The battle began on June 6, 1918 with more than 1,000 wounded on the first day of fighting. However, Ryan Reft, a historian in the Manuscript Division of the US Library of Congress, notes in a 2018 article that historians have overplayed the strategic importance of the battle, with some claiming that it was the most important battle fought by the US troops during the war’s entirety and others such as historian Edward G. Lengel disputing such conclusions and criticising US battlefield decision making. Even so, Reft notes, “…Lengel and others acknowledge the battle did inject critically important vigour and enthusiasm into the Allied cause while also elevating the place of the Marines in the popular consciousness.”
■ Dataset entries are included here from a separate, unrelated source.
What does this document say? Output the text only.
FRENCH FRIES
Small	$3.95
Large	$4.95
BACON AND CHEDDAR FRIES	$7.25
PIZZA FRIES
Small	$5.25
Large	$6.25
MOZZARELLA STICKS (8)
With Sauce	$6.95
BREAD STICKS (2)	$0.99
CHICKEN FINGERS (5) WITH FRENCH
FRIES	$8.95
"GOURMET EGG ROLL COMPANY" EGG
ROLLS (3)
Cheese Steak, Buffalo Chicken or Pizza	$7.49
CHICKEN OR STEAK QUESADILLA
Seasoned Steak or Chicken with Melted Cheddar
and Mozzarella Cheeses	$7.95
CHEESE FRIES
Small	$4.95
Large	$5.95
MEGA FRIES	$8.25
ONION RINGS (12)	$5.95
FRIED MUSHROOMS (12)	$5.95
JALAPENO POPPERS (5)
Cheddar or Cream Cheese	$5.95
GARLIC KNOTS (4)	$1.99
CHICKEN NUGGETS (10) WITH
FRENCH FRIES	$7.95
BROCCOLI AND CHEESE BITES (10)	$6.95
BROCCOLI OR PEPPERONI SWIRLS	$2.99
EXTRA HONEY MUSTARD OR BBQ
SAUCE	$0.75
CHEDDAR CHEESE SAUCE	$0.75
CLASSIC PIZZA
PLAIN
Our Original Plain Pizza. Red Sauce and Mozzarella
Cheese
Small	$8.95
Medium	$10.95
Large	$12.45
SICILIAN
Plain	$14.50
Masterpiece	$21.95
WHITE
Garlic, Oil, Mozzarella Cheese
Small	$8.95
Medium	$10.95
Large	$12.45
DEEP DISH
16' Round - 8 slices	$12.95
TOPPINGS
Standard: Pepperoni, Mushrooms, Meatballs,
What could the report mean for Trump?
Trump has denied the allegations and said on Twitter, “…I never called our great fallen soldiers anything other than HEROES. This is more made up Fake News given by disgusting & jealous failures in a disgraceful attempt to influence the 2020 Election!”
The New York Times said the report could be problematic for Trump since he is counting on strong support among the military for his re-election during the upcoming elections, hardly two months away.
On the other hand, Joe Biden, who is the Democratic Presidential candidate for the 2020 elections, tweeted, “Here’s my promise to you: If I have the honor of serving as the next commander in chief, I will ensure that our American heroes know that I will have their back and honor their sacrifice. Always.”
Significantly, a recent poll taken by The Military Times says that there has been a continuous decline in active-duty service members’ views of Trump and notes a “slight but significant” preference for former vice-president Biden. The results of the poll, which was taken before the political conventions happened in August, run counter to Trump’s claims about strong support for him among the military members due to big defense budget increases and promises of drawing upon troops from overseas conflict zones.